There are 18 indigenous tribes living in Peninsular Malaysia forest and about 5,600 of them comprising the Temiar, the Jahai and the Kinchu tribes live around Temenggor and Belum Rainforest. The Jahai tribe is a sub-group of the Negrito, generally short, dark skinned with tightly curled hair. Although today most of the Jahai population live in settlements provided by government, there are families who still retain their forefather nomadic lives outside these settlements.

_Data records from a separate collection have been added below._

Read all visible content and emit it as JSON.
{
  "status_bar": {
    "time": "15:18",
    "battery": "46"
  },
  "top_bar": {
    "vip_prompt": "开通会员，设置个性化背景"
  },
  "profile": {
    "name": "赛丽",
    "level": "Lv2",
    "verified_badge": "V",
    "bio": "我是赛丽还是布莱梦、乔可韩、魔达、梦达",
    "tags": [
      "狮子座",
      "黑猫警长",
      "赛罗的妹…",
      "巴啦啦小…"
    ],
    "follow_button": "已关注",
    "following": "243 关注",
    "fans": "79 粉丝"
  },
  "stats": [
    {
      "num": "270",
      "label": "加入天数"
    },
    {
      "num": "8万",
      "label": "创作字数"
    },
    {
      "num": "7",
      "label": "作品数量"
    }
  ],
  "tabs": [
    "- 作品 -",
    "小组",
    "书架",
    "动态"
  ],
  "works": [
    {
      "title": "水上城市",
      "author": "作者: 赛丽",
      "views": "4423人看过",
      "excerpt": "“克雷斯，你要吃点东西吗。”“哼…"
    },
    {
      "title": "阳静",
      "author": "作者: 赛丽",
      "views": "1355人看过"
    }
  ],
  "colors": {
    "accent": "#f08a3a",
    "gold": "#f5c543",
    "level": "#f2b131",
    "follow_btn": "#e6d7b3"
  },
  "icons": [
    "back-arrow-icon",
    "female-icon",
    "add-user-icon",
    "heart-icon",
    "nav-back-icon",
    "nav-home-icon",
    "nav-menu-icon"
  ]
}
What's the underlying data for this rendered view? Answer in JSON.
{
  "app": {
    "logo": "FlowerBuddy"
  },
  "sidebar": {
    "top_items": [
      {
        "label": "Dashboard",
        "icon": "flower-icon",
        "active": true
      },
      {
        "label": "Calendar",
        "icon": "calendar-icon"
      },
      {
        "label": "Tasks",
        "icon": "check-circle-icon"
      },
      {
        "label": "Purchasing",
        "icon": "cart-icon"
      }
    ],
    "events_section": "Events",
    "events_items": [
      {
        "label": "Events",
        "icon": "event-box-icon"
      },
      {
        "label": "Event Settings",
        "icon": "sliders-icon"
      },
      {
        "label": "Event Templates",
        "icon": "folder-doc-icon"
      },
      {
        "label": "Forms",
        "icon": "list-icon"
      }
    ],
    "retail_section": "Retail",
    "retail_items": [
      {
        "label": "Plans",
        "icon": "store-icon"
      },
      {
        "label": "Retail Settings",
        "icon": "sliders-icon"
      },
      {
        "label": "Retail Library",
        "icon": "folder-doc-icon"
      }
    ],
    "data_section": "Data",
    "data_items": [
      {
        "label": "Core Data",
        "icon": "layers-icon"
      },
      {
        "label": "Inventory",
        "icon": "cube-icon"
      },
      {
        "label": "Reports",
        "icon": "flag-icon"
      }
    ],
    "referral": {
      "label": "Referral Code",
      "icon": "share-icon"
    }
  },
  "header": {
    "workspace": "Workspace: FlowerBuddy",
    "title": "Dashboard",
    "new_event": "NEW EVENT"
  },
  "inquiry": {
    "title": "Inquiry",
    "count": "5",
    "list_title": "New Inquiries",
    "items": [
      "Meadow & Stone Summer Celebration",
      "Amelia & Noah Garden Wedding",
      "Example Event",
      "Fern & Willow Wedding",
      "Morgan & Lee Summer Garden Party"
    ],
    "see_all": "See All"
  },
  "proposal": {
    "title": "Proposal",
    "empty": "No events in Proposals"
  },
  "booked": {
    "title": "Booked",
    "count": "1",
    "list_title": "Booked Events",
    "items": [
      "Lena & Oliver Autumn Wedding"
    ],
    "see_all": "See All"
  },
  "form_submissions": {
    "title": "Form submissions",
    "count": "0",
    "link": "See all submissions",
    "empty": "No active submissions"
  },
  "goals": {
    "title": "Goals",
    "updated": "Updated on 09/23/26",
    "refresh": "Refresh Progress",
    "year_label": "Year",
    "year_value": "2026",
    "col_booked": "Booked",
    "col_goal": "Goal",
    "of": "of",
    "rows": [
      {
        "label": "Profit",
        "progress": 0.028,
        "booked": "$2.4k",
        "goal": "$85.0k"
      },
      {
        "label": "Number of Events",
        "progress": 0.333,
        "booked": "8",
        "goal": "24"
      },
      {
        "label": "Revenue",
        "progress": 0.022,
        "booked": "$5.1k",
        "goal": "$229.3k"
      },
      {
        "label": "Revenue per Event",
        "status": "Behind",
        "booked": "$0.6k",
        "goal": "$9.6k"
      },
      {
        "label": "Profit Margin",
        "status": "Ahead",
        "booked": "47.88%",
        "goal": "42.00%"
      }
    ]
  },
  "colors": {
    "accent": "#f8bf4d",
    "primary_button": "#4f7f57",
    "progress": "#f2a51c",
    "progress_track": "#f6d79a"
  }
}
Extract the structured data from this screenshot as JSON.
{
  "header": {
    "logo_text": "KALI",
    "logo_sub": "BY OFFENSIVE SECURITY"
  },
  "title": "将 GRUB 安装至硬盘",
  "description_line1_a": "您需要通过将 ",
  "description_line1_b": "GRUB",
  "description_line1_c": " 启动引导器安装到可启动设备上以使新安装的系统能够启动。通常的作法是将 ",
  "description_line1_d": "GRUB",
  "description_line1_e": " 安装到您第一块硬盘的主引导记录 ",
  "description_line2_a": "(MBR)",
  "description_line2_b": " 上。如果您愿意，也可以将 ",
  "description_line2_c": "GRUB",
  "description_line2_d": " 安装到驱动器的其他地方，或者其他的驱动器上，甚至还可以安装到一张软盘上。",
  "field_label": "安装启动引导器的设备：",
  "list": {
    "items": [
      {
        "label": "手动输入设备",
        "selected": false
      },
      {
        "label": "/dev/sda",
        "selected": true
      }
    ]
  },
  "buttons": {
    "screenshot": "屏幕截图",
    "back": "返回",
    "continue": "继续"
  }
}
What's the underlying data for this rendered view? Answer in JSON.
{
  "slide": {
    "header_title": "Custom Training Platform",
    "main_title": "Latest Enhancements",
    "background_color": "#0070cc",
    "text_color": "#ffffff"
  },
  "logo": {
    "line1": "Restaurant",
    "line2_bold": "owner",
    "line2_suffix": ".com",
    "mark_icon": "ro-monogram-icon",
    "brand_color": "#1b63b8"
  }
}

|He responded well when called - sparkling eyes with thick lashes|
We visited a group of Jahai families who just moved to a hilly spot near Banun about 12km from Banding Island. They speak their tribal language to their children but the adults are able to communicate with us in our national language. We spent some times talking to the mothers and youths and were told that they moved to the spot about 2 weeks ago. Last night, their area was encroached by a herd of elephants and they didn't sleep the whole night guarding their huts and families. We found fresh feces of elephants all along the path which confirmed their claims.
When asked about the age of their kids, they didn't know their children's age. There were three mothers with many children. Their men were not at home and they must have gone out for fishing or gathering of food. Due to their excellent sense of smell, they are usually hired as guide or porter for trekkers into the Royal Belum Rainforest.
We distributed gifts to the kids, gave the families some food and money. Initially the kids were reluctant to come close but their mothers spoke gently to them in their native language and it didn't take long for them to get close to us. Soon the kids were responding very well and they happily collected their gifts one at a time.